São lembranças que valem a pena reactualizar, e, através delas, mudar o ambiente de desavenças que existe entre os povos africanos e do mundo. No entanto – se ligarmos a história à actual situação do nosso país – o filme “Kanye Kanye” ou mesmo “A Linha”, do realizador sul-africano, Miklas Manneke, ilustra, para além do apartheid que se viveu no país do rand, a exclusão social e o tribalismo.

A história rola em torno de dois personagens, sócios de uma empresa de gelatina feita a base de maçã, numa das cidades da África do Sul. Quando o drama começou os dois tinham os mesmos sonhos e os mesmos propósitos: fortificar as relações de amizades e desenvolver, sem sobressaltos, as suas actividades.

No entanto, volvidos algum tempo, decidem escolher uma maçã, entre as cores verde e vermelha, para rotular a marca do seu produto. A ideia foi bem vida, mas, com o andar do tempo, não passou de uma maldição que aniquilou o cordão que lhes ligava, pois um acreditava que a melhor seria vermelha e outro, opondo-se, apostava na verde.

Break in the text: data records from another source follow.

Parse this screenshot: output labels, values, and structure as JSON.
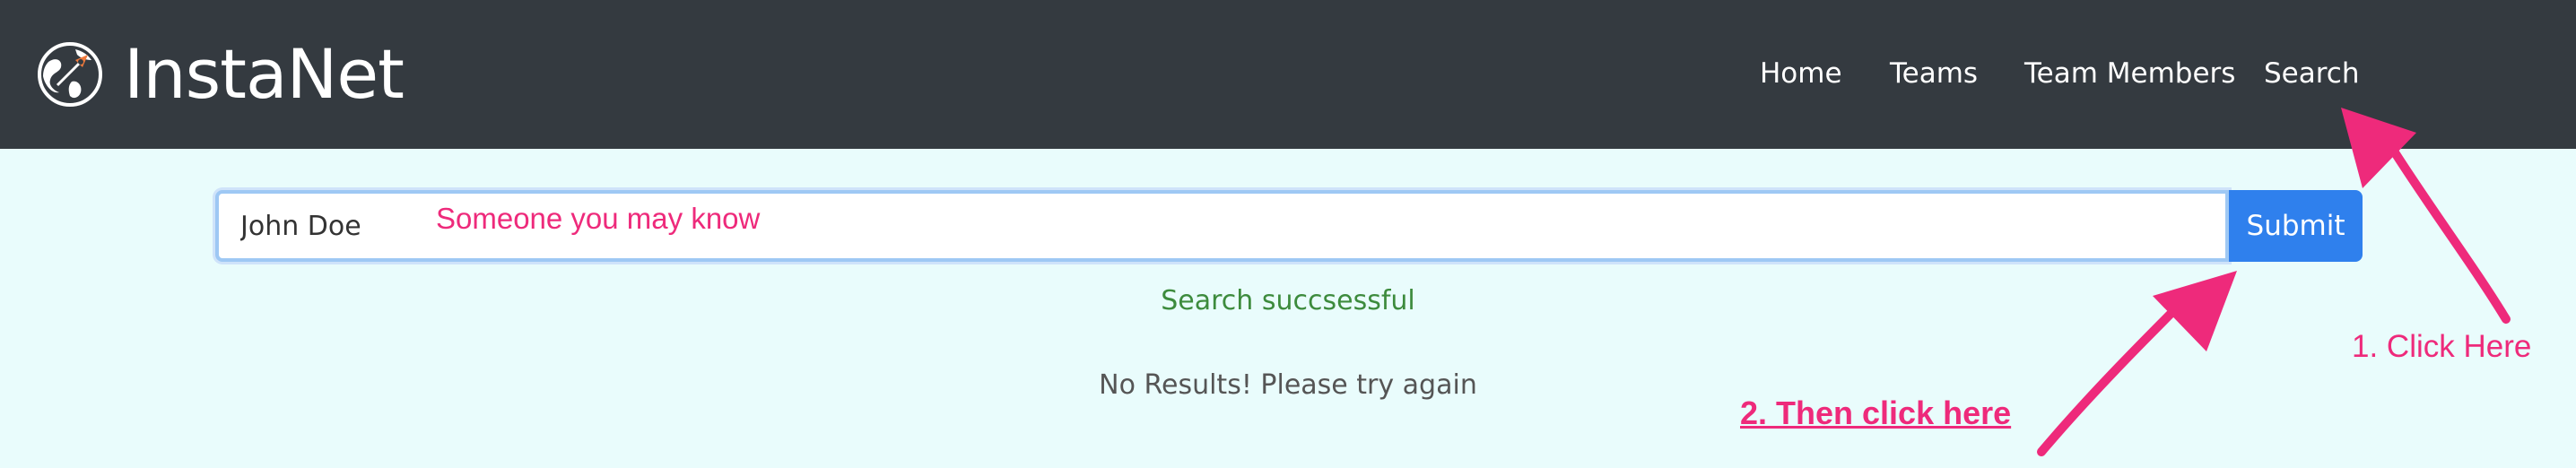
{
  "app": {
    "brand": "InstaNet",
    "brand_icon": "globe-rocket-icon"
  },
  "nav": {
    "items": [
      {
        "label": "Home"
      },
      {
        "label": "Teams"
      },
      {
        "label": "Team Members"
      },
      {
        "label": "Search"
      }
    ]
  },
  "search": {
    "value": "John Doe",
    "hint": "Someone you may know",
    "submit_label": "Submit"
  },
  "status": {
    "message": "Search succsessful",
    "result": "No Results! Please try again"
  },
  "annotations": {
    "step1": "1. Click Here",
    "step2": "2. Then click here"
  },
  "colors": {
    "navbar": "#343a40",
    "background": "#e9fcfc",
    "primary": "#2f80ed",
    "success": "#3d8b3d",
    "annotation": "#ee2a7b"
  }
}
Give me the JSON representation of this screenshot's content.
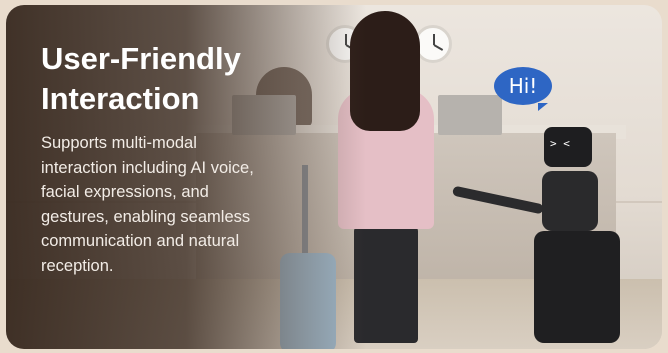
{
  "card": {
    "title_line1": "User-Friendly",
    "title_line2": "Interaction",
    "description_lines": [
      "Supports multi-modal",
      "interaction including AI voice,",
      "facial expressions, and",
      "gestures, enabling seamless",
      "communication and natural",
      "reception."
    ]
  },
  "scene": {
    "speech_bubble_text": "Hi!",
    "robot_face": "> <"
  },
  "colors": {
    "bubble": "#2e66c4",
    "overlay_dark": "#37281e",
    "text": "#ffffff"
  }
}
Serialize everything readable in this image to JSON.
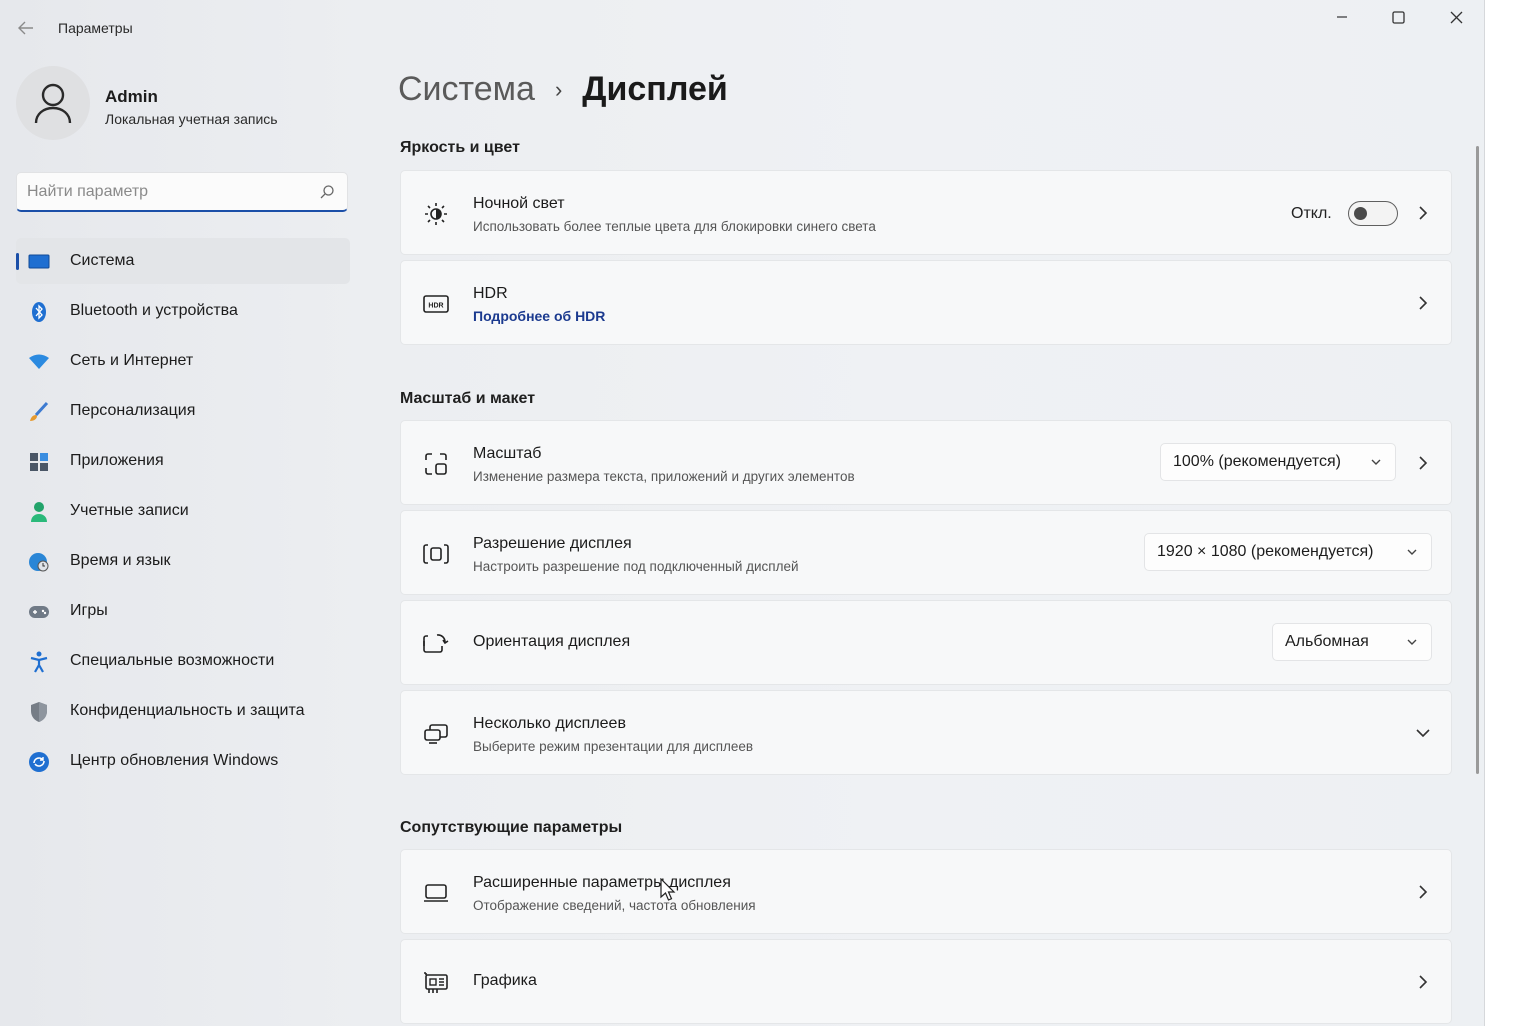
{
  "window": {
    "title": "Параметры"
  },
  "profile": {
    "name": "Admin",
    "account_type": "Локальная учетная запись"
  },
  "search": {
    "placeholder": "Найти параметр"
  },
  "sidebar": {
    "items": [
      {
        "label": "Система",
        "icon": "system-icon",
        "active": true
      },
      {
        "label": "Bluetooth и устройства",
        "icon": "bluetooth-icon"
      },
      {
        "label": "Сеть и Интернет",
        "icon": "network-icon"
      },
      {
        "label": "Персонализация",
        "icon": "brush-icon"
      },
      {
        "label": "Приложения",
        "icon": "apps-icon"
      },
      {
        "label": "Учетные записи",
        "icon": "account-icon"
      },
      {
        "label": "Время и язык",
        "icon": "globe-clock-icon"
      },
      {
        "label": "Игры",
        "icon": "gamepad-icon"
      },
      {
        "label": "Специальные возможности",
        "icon": "accessibility-icon"
      },
      {
        "label": "Конфиденциальность и защита",
        "icon": "shield-icon"
      },
      {
        "label": "Центр обновления Windows",
        "icon": "update-icon"
      }
    ]
  },
  "breadcrumb": {
    "parent": "Система",
    "separator": "›",
    "current": "Дисплей"
  },
  "sections": {
    "brightness": "Яркость и цвет",
    "scale_layout": "Масштаб и макет",
    "related": "Сопутствующие параметры"
  },
  "cards": {
    "night_light": {
      "title": "Ночной свет",
      "subtitle": "Использовать более теплые цвета для блокировки синего света",
      "toggle_state": "Откл.",
      "toggle_on": false
    },
    "hdr": {
      "title": "HDR",
      "link": "Подробнее об HDR"
    },
    "scale": {
      "title": "Масштаб",
      "subtitle": "Изменение размера текста, приложений и других элементов",
      "value": "100% (рекомендуется)"
    },
    "resolution": {
      "title": "Разрешение дисплея",
      "subtitle": "Настроить разрешение под подключенный дисплей",
      "value": "1920 × 1080 (рекомендуется)"
    },
    "orientation": {
      "title": "Ориентация дисплея",
      "value": "Альбомная"
    },
    "multiple": {
      "title": "Несколько дисплеев",
      "subtitle": "Выберите режим презентации для дисплеев"
    },
    "advanced": {
      "title": "Расширенные параметры дисплея",
      "subtitle": "Отображение сведений, частота обновления"
    },
    "graphics": {
      "title": "Графика"
    }
  },
  "colors": {
    "accent": "#1b4fa8",
    "link": "#1b3a8f"
  }
}
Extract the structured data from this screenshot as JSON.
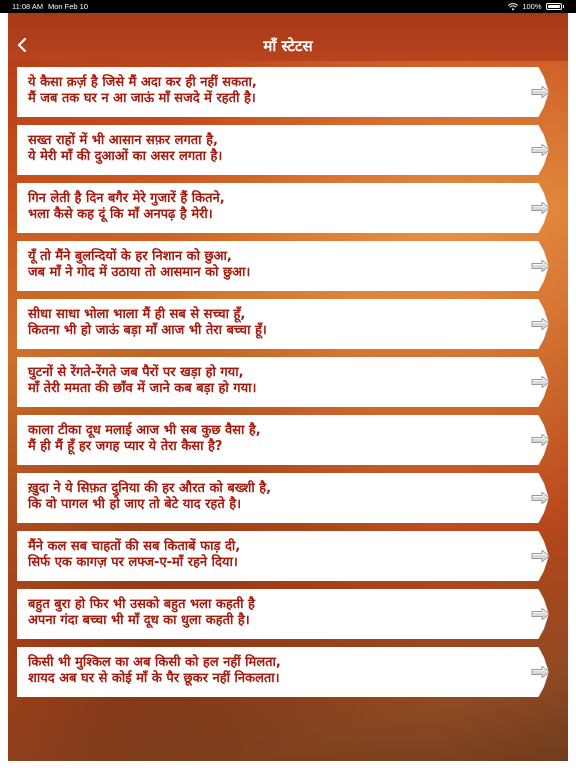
{
  "status_bar": {
    "time": "11:08 AM",
    "date": "Mon Feb 10",
    "battery": "100%"
  },
  "header": {
    "title": "माँ स्टेटस",
    "back_icon": "chevron-left-icon"
  },
  "statuses": [
    {
      "line1": "ये कैसा क़र्ज़ है जिसे मैं अदा कर ही नहीं सकता,",
      "line2": "मैं जब तक घर न आ जाऊं माँ सजदे में रहती है।"
    },
    {
      "line1": "सख्त राहों में भी आसान सफ़र लगता है,",
      "line2": "ये मेरी माँ की दुआओं का असर लगता है।"
    },
    {
      "line1": "गिन लेती है दिन बगैर मेरे गुजारें हैं कितने,",
      "line2": "भला कैसे कह दूं कि माँ अनपढ़ है मेरी।"
    },
    {
      "line1": "यूँ तो मैंने बुलन्दियों के हर निशान को छुआ,",
      "line2": "जब माँ ने गोद में उठाया तो आसमान को छुआ।"
    },
    {
      "line1": "सीधा साधा भोला भाला मैं ही सब से सच्चा हूँ,",
      "line2": "कितना भी हो जाऊं बड़ा माँ आज भी तेरा बच्चा हूँ।"
    },
    {
      "line1": "घुटनों से रेंगते-रेंगते जब पैरों पर खड़ा हो गया,",
      "line2": "माँ तेरी ममता की छाँव में जाने कब बड़ा हो गया।"
    },
    {
      "line1": "काला टीका दूध मलाई आज भी सब कुछ वैसा है,",
      "line2": "मैं ही मैं हूँ हर जगह प्यार ये तेरा कैसा है?"
    },
    {
      "line1": "ख़ुदा ने ये सिफ़त दुनिया की हर औरत को बख्शी है,",
      "line2": "कि वो पागल भी हो जाए तो बेटे याद रहते है।"
    },
    {
      "line1": "मैंने कल सब चाहतों की सब किताबें फाड़ दी,",
      "line2": "सिर्फ एक कागज़ पर लफ्ज-ए-माँ रहने दिया।"
    },
    {
      "line1": "बहुत बुरा हो फिर भी उसको बहुत भला कहती है",
      "line2": "अपना गंदा बच्चा भी माँ दूध का धुला कहती है।"
    },
    {
      "line1": "किसी भी मुश्किल का अब किसी को हल नहीं मिलता,",
      "line2": "शायद अब घर से कोई माँ के पैर छूकर नहीं निकलता।"
    }
  ],
  "row_icon": "arrow-right-icon",
  "colors": {
    "text": "#a21c10",
    "header": "#a6391a",
    "background_top": "#b13a16",
    "background_mid": "#d9782e"
  }
}
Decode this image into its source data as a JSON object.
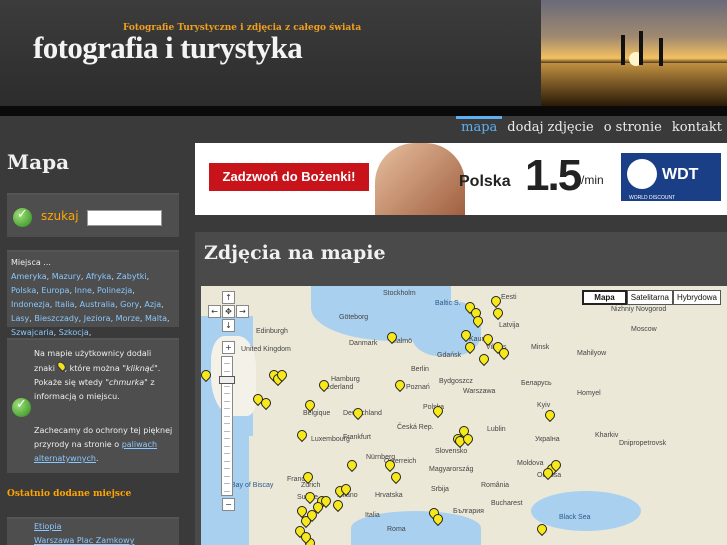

Entretanto, a pois vários momentos de discussão e, lamentavelmente, sem consenso, decidiram separar a cidade em duas partes – verde e vermelha – estabelecendo-se, deste modo, uma linha separadora – a “Kanye Kanye”.

Trata-se de uma decisão peculiar que, não obstante, gerou separação obrigatória entre os povos e, consequentemente, impôs certas condições para as suas vidas: ter que alimentar-se, vestir-se, pintar as suas casas somente com o verde para quem pertencia a região “imatura”, e vermelho para quem era do encarnado.

De acordo com Diana Manhiça, coordenadora do KUGOMA, “Kanye Kanye” é uma metáfora que, logo a vista, nos conduz ao racismo. “Esse problema que não é só enfrentado pelos sul-africanos, mas, hoje, também pelos povos de todo o mundo, no geral e moçambicanos, em particular”.

Refira-se que, “Kanye Kanye” é primeiro trabalho do autor.